Die Wirtschaft ste­ht vor riesi­gen Her­aus­forderun­gen. Indus­trie, Mit­tel­stand, Handw­erk, Land­wirte, Einzel­han­del und Klei­n­un­ternehmer in ganz Deutsch­land sehen die haus­gemachte wirtschaftliche Sit­u­a­tion in Deutsch­land mit­tler­weile als exis­tenzbedro­hend an. Das frei­willige nationale Embar­go auf rus­sis­ches Öl gegen PCK Schwedt ist nur die sicht­bare Spitze des Eis­berges, auf den die amtierende Bun­desregierung sehen­den Auges zus­teuert. Exor­bi­tante Energiepreise, fehlende Ver­sorgungssicher­heit, steigende Arbeit­slosigkeit, ausufer­nde Bürokratie, Ver­bote statt Unter­stützung und Igno­ranz physikalis­ch­er Fak­ten zu Gun­sten ide­ol­o­gis­ch­er Tagträumereien führen das gesamte Land in die näch­ste Dein­dus­tri­al­isierung. Wenn es keine sofor­tige Kursän­derung gibt, müssen sich die Bürg­er darauf ein­richt­en, dass der erar­beit­ete Wohl­stand nicht mehr zu hal­ten sein wird und die Lebensleis­tung ganz­er Gen­er­a­tio­nen inner­halb weniger Jahre zer­stört wird. Diese Bun­desregierung regiert — ange­führt von ein­er grü­nen Min­der­heit — das Land gegen die Inter­essen der Men­schen im Land. Ich befürchte daher ern­sthafte Schä­den für unser Gemein­wohl. Wenn wir nicht gegen­s­teuern, wer­den die Schä­den irrepara­bel bleiben. Aus­nahm­s­los alle Unternehmen benöti­gen poli­tis­che Rah­menbe­din­gun­gen und eine Ord­nungspoli­tik, mit der sich wie bish­er erfol­gre­ich und nach­haltig wirtschaften lässt. Mit welt­fremder Ide­olo­gie, Ver­boten und Gän­gelei, hohen Steuern und Energiepreisen kom­men wir nicht wieder an die Weltspitze.

 

  1. 2024 ste­hen für das Bun­des­land Bran­den­burg die Kom­mu­nal- und Land­tagswahlen an. Wie sehen Sie ihre Partei vor­bere­it­et und welche Chan­cen hat sie?
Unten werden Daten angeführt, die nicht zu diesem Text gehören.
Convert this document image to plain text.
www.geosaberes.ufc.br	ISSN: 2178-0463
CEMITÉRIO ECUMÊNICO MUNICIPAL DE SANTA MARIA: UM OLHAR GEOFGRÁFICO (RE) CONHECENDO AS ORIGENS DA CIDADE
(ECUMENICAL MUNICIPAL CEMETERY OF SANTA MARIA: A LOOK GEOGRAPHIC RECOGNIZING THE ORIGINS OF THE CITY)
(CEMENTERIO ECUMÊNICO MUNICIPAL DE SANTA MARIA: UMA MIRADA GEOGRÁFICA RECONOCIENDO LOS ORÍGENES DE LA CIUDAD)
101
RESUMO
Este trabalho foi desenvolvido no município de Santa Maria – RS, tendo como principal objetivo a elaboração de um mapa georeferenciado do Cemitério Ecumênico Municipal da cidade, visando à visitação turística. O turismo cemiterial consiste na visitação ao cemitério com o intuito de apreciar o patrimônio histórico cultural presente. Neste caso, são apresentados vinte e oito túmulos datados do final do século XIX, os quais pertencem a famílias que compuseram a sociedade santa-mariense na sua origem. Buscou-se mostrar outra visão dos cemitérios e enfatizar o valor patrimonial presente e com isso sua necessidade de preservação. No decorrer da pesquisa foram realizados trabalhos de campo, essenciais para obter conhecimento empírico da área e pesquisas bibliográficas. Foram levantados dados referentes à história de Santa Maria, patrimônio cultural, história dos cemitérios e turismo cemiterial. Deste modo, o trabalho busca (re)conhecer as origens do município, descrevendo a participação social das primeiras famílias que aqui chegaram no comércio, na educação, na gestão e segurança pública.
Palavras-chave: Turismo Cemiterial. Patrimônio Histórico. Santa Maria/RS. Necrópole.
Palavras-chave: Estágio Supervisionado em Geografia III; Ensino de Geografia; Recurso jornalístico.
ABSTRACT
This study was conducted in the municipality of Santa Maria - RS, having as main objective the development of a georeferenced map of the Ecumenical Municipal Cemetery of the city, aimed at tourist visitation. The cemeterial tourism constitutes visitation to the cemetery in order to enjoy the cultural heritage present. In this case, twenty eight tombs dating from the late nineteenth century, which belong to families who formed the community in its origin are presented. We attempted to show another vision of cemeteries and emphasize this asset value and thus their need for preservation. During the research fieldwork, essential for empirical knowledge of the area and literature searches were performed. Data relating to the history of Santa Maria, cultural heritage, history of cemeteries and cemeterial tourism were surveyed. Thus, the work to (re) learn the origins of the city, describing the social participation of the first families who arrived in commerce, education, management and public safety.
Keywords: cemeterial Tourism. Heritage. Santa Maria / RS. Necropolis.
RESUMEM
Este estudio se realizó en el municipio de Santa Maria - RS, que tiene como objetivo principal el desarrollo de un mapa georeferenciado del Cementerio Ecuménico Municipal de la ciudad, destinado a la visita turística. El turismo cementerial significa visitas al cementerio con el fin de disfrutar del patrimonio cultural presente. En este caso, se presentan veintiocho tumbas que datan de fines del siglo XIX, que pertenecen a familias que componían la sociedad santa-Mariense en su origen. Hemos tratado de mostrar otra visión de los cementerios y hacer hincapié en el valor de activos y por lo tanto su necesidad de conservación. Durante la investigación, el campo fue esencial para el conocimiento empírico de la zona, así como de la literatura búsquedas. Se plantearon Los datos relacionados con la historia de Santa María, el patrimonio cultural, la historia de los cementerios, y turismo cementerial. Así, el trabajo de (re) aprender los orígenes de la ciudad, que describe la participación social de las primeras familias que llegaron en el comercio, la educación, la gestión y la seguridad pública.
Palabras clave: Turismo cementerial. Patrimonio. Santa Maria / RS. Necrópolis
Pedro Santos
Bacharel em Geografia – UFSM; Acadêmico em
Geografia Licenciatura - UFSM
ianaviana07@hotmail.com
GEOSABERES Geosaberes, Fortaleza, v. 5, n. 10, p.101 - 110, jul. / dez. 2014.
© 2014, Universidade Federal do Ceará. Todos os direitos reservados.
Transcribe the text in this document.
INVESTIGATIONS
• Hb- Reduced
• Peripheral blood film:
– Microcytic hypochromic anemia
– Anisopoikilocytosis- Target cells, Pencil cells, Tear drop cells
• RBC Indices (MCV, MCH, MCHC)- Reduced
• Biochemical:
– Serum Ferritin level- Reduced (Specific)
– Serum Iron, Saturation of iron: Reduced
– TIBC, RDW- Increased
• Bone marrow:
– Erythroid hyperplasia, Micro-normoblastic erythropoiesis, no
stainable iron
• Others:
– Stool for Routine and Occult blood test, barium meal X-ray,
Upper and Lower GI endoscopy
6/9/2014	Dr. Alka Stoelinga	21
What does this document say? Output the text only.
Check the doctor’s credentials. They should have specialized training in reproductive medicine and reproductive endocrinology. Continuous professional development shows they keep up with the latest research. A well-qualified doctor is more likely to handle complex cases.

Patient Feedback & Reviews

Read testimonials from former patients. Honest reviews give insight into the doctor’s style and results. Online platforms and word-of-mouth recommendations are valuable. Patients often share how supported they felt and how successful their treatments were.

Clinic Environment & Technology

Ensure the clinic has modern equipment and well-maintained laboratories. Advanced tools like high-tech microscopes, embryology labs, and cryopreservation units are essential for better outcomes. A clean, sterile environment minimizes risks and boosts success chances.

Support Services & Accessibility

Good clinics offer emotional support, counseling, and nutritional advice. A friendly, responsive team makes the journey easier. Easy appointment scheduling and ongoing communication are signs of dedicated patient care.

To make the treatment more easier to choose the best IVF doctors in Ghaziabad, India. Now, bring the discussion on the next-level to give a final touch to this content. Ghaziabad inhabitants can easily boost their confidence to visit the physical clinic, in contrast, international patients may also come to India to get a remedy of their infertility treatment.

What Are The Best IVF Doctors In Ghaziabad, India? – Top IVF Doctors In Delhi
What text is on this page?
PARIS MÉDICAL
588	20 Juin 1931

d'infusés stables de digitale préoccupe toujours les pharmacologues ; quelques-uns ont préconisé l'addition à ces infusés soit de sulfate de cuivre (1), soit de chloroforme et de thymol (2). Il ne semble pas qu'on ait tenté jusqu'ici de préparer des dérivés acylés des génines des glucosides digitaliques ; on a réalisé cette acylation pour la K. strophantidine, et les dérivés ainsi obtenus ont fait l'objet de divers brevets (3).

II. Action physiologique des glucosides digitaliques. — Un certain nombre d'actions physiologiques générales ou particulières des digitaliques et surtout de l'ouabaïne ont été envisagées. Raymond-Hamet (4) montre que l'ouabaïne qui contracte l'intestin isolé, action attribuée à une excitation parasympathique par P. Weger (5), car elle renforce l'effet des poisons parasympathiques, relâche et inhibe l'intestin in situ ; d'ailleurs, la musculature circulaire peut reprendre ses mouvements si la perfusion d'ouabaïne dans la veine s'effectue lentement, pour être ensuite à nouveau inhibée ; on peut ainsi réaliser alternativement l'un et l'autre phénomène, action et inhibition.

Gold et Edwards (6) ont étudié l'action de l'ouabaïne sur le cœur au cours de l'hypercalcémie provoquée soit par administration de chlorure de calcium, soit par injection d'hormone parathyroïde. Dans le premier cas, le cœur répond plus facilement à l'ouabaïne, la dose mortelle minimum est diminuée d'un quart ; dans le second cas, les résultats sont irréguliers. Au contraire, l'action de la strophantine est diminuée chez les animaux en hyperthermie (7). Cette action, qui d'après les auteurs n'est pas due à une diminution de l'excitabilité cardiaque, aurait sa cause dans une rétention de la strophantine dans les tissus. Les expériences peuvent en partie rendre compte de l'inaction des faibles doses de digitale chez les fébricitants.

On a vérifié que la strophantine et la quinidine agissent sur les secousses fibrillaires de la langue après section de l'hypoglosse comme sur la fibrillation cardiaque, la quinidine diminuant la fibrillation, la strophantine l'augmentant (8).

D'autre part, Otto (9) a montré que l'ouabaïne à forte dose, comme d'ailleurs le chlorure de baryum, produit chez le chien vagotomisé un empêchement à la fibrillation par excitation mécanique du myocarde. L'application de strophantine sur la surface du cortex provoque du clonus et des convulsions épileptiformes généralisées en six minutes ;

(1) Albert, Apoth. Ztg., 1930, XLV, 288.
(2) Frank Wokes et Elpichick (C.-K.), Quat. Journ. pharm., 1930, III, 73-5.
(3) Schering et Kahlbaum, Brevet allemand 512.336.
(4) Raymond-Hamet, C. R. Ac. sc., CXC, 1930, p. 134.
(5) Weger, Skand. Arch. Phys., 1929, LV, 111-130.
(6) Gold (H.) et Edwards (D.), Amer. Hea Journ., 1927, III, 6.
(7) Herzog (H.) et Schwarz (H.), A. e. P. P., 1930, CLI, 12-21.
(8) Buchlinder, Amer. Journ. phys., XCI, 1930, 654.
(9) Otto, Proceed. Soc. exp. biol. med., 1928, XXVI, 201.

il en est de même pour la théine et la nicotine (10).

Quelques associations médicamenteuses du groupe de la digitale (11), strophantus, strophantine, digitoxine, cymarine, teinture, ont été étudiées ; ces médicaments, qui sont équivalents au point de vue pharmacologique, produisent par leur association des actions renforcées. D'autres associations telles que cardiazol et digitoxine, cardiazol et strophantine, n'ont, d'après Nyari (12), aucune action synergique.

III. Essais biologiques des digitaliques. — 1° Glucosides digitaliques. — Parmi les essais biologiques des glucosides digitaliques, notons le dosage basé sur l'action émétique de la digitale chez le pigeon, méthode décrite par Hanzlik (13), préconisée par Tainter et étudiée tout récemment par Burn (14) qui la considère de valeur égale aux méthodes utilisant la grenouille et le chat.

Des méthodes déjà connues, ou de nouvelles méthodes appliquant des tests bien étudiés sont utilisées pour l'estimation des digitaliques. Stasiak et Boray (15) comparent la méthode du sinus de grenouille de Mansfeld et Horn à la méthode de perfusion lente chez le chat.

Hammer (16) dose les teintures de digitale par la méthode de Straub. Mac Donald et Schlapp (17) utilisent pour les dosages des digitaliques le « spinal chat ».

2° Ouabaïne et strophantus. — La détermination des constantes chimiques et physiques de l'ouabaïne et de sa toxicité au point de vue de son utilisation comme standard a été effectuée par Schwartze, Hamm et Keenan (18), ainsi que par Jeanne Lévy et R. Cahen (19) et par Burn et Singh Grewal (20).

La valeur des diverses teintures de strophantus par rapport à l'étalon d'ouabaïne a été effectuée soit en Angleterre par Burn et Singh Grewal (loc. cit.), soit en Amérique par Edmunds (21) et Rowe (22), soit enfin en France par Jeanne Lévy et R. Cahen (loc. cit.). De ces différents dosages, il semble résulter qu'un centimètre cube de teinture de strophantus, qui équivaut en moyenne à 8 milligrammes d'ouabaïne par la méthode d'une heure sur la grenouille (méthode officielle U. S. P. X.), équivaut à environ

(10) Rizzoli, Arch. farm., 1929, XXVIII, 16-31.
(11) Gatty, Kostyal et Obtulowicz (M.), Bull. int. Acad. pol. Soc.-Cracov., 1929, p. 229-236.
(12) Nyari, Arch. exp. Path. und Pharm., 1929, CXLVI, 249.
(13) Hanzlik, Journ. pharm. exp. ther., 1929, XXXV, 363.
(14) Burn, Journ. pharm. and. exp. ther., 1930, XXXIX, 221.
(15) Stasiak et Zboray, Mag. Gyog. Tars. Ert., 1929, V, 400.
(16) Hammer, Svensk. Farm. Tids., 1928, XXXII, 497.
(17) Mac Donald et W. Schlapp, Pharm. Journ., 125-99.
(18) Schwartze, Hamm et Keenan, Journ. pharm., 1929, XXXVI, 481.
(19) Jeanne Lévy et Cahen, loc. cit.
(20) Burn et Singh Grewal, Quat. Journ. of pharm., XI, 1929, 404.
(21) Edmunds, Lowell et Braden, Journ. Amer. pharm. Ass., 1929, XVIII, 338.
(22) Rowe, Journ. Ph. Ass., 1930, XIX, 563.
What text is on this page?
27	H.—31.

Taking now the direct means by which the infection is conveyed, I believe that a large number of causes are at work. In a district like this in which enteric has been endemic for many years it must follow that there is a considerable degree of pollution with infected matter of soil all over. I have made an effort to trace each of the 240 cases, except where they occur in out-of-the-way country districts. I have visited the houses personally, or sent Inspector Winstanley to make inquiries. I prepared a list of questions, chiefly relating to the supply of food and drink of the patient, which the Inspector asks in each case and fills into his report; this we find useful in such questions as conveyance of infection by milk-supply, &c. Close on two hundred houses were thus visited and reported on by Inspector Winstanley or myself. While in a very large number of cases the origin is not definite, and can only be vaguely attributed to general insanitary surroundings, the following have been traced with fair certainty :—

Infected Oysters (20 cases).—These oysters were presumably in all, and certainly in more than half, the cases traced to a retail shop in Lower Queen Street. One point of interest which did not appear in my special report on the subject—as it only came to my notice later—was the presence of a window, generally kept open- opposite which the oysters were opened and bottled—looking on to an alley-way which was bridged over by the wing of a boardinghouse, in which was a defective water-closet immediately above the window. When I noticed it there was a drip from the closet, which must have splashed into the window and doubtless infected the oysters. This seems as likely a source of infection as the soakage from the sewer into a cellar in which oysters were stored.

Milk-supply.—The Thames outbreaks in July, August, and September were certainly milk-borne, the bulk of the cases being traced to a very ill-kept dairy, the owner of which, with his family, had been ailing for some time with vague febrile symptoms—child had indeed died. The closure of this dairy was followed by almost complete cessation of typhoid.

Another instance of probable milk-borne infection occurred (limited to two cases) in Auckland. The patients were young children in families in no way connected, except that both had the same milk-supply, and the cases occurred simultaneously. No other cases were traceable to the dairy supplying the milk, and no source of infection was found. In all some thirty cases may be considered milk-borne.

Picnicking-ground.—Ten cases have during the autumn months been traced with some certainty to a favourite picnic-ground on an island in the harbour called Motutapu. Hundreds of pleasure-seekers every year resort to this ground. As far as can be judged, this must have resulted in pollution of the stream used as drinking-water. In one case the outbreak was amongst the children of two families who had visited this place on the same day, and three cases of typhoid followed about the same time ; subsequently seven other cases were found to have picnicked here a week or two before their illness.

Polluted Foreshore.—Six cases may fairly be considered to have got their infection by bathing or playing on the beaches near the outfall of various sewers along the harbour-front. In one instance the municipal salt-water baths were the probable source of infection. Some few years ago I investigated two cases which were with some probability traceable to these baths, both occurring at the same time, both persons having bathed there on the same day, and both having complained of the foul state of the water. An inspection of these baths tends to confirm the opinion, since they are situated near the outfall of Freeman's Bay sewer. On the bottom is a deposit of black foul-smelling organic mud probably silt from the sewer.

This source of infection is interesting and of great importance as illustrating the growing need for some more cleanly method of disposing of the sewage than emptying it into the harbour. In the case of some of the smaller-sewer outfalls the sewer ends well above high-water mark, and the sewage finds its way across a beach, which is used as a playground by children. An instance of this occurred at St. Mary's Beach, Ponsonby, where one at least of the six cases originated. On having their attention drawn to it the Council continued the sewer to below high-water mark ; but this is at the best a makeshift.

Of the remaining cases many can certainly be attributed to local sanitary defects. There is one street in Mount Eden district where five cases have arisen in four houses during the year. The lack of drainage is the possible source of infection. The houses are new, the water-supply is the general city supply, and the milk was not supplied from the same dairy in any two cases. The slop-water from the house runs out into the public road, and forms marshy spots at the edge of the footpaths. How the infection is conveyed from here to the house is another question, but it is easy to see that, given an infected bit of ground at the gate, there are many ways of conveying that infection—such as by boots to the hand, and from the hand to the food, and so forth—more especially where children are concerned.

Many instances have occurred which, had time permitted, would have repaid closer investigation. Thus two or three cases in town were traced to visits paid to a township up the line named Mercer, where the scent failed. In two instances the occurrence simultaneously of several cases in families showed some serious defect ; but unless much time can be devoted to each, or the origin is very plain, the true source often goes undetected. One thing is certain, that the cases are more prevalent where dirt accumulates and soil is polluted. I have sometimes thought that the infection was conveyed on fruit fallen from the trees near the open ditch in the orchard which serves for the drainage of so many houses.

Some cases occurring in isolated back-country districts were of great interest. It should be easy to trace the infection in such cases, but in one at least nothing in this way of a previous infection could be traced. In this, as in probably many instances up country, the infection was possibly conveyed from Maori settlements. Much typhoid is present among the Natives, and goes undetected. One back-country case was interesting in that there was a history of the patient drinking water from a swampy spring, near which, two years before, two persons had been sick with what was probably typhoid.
Die Vor­bere­itun­gen für die anste­hen­den Wahlen laufen bere­its auf Hoch­touren. Ich sehe die Union im Zugzwang. Sie muss mit klaren Botschaften und ver­ständlich­er Sprache den Men­schen die Zuver­sicht geben, dass sie nicht allein gelassen wer­den und wir eine gute Option sind. Protest­wahlen sind zwar ein pro­bates Mit­tel, die Unzufrieden­heit auszu­drück­en, aber man sollte doch stets vom Ende her denken. Was will ich mit mein­er Stimme erre­ichen? Verän­derung oder Protest? Wenn wir den Bürg­ern glaub­haft ver­mit­teln kön­nen, dass es erst um das Land geht, dann um die Partei und erst zum Schluss um den Poli­tik­er selb­st, dann gewin­nen wir möglicher­weise ver­lorenes Ver­trauen zurück. Der Lan­desvor­sitzende der CDU Bran­den­burg Jan Red­mann hat das Ziel aus­gegeben, die näch­ste Koali­tion im Land ohne die Grü­nen zu gestal­ten. Er legt den Anspruch an die CDU, mit inhaltlichen Ideen und zukun­ft­sori­en­tierten Konzepten im Land­tagswahlkampf zu überzeu­gen. Darauf lässt sich aufbauen.

 

Herr Koep­pen, wir danken Ihnen für das Gespräch.